无意义的晚餐
正和
1
最近我在深度的思考中获得了一只鱼,它告诉我梦其实是一个世界,我们在两个世界里来回周转。而周转的媒介就是睡眠,当我们在梦世界里睡眠的时候我们便来到了现世界,同理当我们在现世界里睡眠后便踏入进梦世界里了。这一意识使我慵困的脑袋清醒了许多,即便我身处在拥挤的黄皮有轨电车里,周遭混合着不同人散发出的体热,在这个冬天还是略显浮躁。电车开始步入下坡,车内站着的乘客都稍稍向前倾靠,路边的旧房被年轻人涂上了整体的创意涂鸦。柏油路上碎着耀眼的金黄,朦胧中我想到了阿黛利娜倾斜身子时那被摆动的金发。
2
我在方形纸上记下这些,看到了之前的笔记,上面记述着上月时的梦魇体验:梦魇是唯一能够体验到这两界边缘的方式之一,人在入睡中因首先的躯体沉睡和“暂时性缓冲精神沉睡”是无法体察到睡前的状态感受,而梦魇却能够规避自我保护机制里的“暂时性缓冲精神沉睡”,从而能够意识到边缘零界点的状态。自己在一点一滴沉睡,自身开始变得逐渐轻盈起来,一步一步要向梦世界里飘去。自我意识到马上就要在这个世界里消失了,好似灵魂离开宿主要魄散再也无法操控躯体了,开始不安感到可怖,有了挣扎要唤醒沉睡的躯体,一阵麻木身体开始沉重,难受感占据了全部。当夜这种情况反复了三次,只是拖延了前进的脚步,接着又被头脑里的困意给吸入跨界的路途中。
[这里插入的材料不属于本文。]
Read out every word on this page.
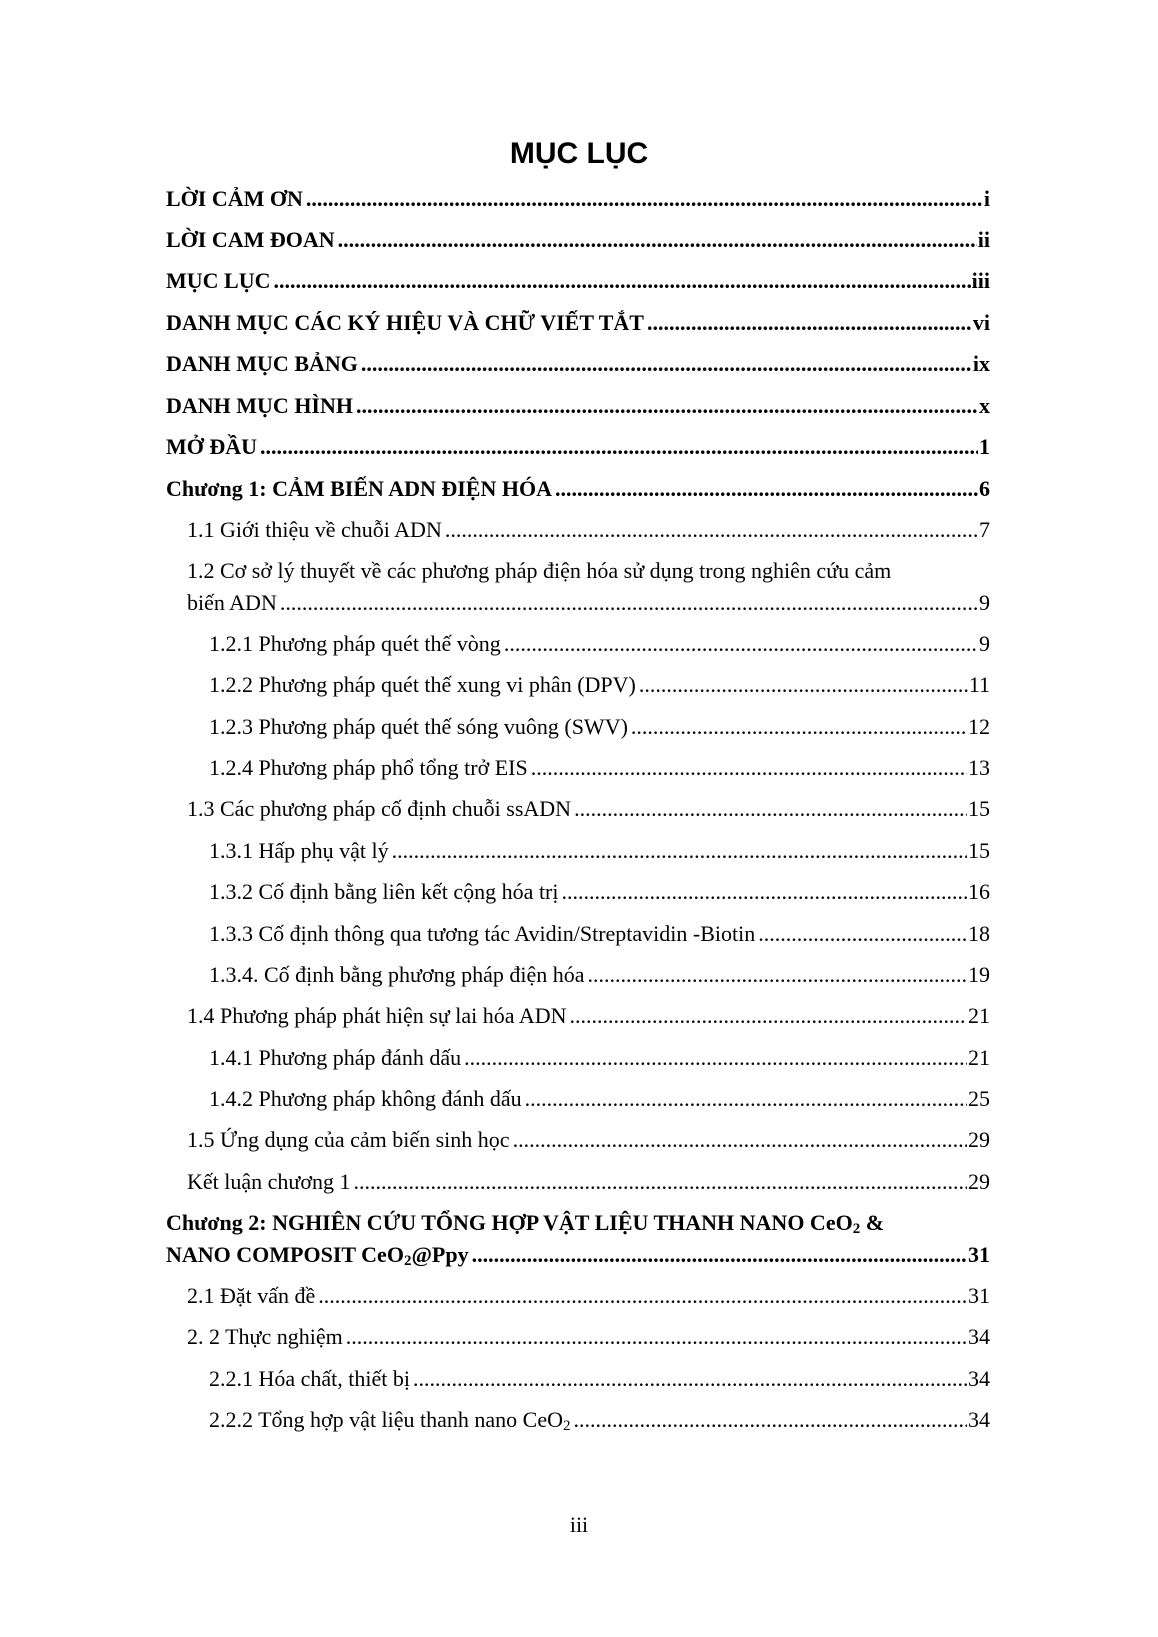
MỤC LỤC
LỜI CẢM ƠN .....	i
LỜI CAM ĐOAN .....	ii
MỤC LỤC .....	iii
DANH MỤC CÁC KÝ HIỆU VÀ CHỮ VIẾT TẮT .....	vi
DANH MỤC BẢNG .....	ix
DANH MỤC HÌNH .....	x
MỞ ĐẦU .....	1
Chương 1: CẢM BIẾN ADN ĐIỆN HÓA .....	6
1.1 Giới thiệu về chuỗi ADN .....	7
1.2 Cơ sở lý thuyết về các phương pháp điện hóa sử dụng trong nghiên cứu cảm
biến ADN .....	9
1.2.1 Phương pháp quét thế vòng .....	9
1.2.2 Phương pháp quét thế xung vi phân (DPV) .....	11
1.2.3 Phương pháp quét thế sóng vuông (SWV) .....	12
1.2.4 Phương pháp phổ tổng trở EIS .....	13
1.3 Các phương pháp cố định chuỗi ssADN .....	15
1.3.1 Hấp phụ vật lý .....	15
1.3.2 Cố định bằng liên kết cộng hóa trị .....	16
1.3.3 Cố định thông qua tương tác Avidin/Streptavidin -Biotin .....	18
1.3.4. Cố định bằng phương pháp điện hóa .....	19
1.4 Phương pháp phát hiện sự lai hóa ADN .....	21
1.4.1 Phương pháp đánh dấu .....	21
1.4.2 Phương pháp không đánh dấu .....	25
1.5 Ứng dụng của cảm biến sinh học .....	29
Kết luận chương 1 .....	29
Chương 2: NGHIÊN CỨU TỔNG HỢP VẬT LIỆU THANH NANO CeO$_2$ &
NANO COMPOSIT CeO$_2$@Ppy .....	31
2.1 Đặt vấn đề .....	31
2. 2 Thực nghiệm .....	34
2.2.1 Hóa chất, thiết bị .....	34
2.2.2 Tổng hợp vật liệu thanh nano CeO$_2$ .....	34
iii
直至最后把枕头抽出做了大幅度的动作,使自己脱离了那个反复循环的小范围内。
3
这一簇,像绞拧在一起的钢丝球,他把女人的阴毛涂成了白色,让我想起梦境中的幻树,繁茂的枝桠与片叶,在视觉里呈现出臃肿与沉重的透射。也正是如此在阿尔贝托细致描绘女人胯部的时刻,这一条条勾勒显得尤为简明。他应确在详实阴毛,因为除浓重的臀部曲线之外其他的描绘都是泛泛而平,或者在那条向前走动而交叉在中间的白花,朴实得使周围的写实都褪了色。我在端详完他的新作后告诉他关于我的新发现,他评价还是缺乏论据这里面又能派生出许多问题,所以需要填补许…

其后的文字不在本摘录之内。